10. An anchor for use with a mine roof bolt to be inserted into a pre-drilled hole in a mine roof, comprising in combination:
a. a segmented shell having a substantially cylindrical shape conforming to the outer diameter of said mine roof bolt for enclosing a portion thereof therein, said segment shell having a lower annulus and a plurality of upwardly oriented segments, each segment of said plurality of segments terminating at an outwardly extending rib and having an inner camming face formed thereon;
b. a camming nut threadedly engaged on said mine roof bolt superjacent said segmented shell in cooperative relation therewith such that rotation of said bolt relative to said nut moves said nut vertically, said nut having a flared outer surface engagable with said camming face of each segment; and, c. means for arresting rotational movement of said shell within said pre-drilled hole.

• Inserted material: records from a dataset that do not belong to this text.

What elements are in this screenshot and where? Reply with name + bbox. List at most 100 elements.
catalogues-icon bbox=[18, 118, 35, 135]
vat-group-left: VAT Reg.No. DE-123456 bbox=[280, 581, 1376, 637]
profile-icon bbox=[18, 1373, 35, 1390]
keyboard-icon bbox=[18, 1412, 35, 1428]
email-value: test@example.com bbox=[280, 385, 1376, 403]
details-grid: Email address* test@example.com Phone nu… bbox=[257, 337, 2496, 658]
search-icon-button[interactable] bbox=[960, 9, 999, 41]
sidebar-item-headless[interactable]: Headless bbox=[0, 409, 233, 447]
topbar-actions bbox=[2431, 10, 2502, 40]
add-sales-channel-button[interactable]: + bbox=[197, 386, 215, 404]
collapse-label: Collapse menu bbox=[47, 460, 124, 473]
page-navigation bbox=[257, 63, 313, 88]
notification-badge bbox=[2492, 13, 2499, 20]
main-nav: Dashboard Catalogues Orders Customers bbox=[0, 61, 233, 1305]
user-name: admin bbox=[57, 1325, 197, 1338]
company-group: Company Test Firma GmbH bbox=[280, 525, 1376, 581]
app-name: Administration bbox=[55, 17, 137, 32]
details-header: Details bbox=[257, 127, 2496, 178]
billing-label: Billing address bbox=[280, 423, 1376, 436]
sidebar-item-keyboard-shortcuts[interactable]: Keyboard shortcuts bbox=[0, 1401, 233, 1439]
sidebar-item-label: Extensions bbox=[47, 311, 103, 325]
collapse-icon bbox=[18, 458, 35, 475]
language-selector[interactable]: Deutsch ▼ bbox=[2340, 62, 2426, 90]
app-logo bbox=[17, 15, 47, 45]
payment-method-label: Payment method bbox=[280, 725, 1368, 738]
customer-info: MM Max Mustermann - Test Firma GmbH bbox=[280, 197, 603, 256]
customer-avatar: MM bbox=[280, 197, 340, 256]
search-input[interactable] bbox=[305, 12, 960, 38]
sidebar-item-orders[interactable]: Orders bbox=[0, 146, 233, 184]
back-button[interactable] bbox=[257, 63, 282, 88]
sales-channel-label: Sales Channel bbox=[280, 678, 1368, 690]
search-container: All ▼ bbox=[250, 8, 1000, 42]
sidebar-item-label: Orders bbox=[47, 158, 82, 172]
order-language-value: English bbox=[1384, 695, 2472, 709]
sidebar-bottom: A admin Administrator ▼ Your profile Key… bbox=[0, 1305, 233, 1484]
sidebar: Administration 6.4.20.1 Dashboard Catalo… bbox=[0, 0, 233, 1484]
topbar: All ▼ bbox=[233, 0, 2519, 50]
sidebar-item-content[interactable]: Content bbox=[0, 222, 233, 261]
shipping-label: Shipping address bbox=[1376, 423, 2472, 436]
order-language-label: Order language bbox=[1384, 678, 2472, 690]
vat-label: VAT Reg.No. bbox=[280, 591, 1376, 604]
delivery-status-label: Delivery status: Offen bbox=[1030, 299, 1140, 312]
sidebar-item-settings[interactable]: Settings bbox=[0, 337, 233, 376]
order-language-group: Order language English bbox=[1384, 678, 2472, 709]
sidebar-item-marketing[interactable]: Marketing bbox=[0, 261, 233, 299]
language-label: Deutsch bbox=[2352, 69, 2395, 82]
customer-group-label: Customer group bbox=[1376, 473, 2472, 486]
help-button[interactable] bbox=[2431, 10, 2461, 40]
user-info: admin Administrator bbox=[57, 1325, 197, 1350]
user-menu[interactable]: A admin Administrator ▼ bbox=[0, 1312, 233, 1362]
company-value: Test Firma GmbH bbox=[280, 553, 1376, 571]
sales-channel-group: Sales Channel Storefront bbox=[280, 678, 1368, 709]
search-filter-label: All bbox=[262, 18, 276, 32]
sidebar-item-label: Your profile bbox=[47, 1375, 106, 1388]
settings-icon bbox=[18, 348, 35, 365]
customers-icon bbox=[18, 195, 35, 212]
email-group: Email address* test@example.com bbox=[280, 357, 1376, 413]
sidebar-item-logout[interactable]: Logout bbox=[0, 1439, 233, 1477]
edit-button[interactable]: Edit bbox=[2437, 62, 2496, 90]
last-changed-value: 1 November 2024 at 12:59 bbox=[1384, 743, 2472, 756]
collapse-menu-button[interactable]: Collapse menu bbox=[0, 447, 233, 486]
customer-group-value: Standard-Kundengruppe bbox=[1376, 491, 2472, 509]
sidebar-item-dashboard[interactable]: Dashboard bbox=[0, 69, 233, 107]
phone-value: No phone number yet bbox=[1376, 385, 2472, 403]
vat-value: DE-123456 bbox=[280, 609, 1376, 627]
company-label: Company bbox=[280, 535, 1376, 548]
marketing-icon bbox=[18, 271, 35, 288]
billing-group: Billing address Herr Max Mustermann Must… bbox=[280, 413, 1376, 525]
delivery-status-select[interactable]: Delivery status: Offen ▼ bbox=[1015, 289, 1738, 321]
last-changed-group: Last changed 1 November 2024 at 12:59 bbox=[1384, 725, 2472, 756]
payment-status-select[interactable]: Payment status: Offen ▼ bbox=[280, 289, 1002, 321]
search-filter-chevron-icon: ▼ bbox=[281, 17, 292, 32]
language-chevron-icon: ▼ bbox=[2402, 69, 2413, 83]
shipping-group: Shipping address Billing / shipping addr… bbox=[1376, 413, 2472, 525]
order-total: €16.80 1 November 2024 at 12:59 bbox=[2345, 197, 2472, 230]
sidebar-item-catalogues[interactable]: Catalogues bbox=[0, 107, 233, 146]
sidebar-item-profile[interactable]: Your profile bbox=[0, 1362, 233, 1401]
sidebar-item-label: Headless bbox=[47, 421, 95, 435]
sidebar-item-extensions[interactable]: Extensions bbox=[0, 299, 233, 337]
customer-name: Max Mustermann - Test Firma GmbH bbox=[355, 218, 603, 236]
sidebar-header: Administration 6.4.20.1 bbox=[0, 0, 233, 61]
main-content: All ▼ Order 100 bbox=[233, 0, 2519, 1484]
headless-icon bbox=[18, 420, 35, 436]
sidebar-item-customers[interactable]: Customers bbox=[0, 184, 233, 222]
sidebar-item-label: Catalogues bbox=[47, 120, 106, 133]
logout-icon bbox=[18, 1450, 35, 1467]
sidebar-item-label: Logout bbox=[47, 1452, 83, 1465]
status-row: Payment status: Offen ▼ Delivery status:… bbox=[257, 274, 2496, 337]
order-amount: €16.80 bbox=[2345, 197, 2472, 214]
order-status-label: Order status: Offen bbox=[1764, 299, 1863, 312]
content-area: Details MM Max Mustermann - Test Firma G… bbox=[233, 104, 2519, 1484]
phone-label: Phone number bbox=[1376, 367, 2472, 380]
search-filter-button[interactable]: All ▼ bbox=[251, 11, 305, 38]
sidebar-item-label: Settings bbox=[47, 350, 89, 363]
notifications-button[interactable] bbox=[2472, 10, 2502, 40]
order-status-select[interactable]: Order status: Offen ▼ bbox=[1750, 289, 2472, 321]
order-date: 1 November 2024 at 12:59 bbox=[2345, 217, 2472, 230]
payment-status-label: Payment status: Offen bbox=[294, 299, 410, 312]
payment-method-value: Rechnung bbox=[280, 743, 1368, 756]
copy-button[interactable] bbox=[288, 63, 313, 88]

11. A mine roof anchor as defined in claim 10 where in each segment has a smooth outer surface subjacent said rib and each camming face has a lower portion flaring outwardly at a minimal angle from vertical and an upper portion flaring outwardly at a greater angle from vertical, said camming nut having a lower portion tapering outwardly at a first angle from vertical and an upper portion flaring outwardly at a substantially greater angle such that said smooth outer surface and said rib are urged against the wall of said drilled hole.

12. The mine roof anchor of claim 11 wherein said rib is has semi-annular conic section superjacent said smooth outer surface adapted to fracture and compress said wall of said drilled hole adjacent said smooth outer surface.

13. The mine roof anchor of claim 10 wherein said annulus has at least one slot formed therein and a tab member is positioned within said slot. said tab member having a first end extending radially beyond said slot and a second end engaged within said slot and tapering to a point such that rotation of said shell about a vertical axis within said drilled hole urges said first end against a wall of said hole and pivots said tab about said second end forcing said tab into interstitial interference between said shell and said wall of said drilled hole arresting the rotational movement of said shell.

14. The mine roof anchor of claim 13, wherein said camming nut has a plurality of splines thereon engagable between said segments such that said nut and said shell are restrained from relative angular movement.

15. The mine roof anchor of claim 10 wherein said annulus is formed with an annular groove eccentric relative to said mine roof bolt and further comprising an eccentric locking member engagable with said annular groove such that rotation of said segment about a vertical axis in said pre-drilled hole creates an interference fit between the wall of said hole, said locking member and said annulus within said annular groove.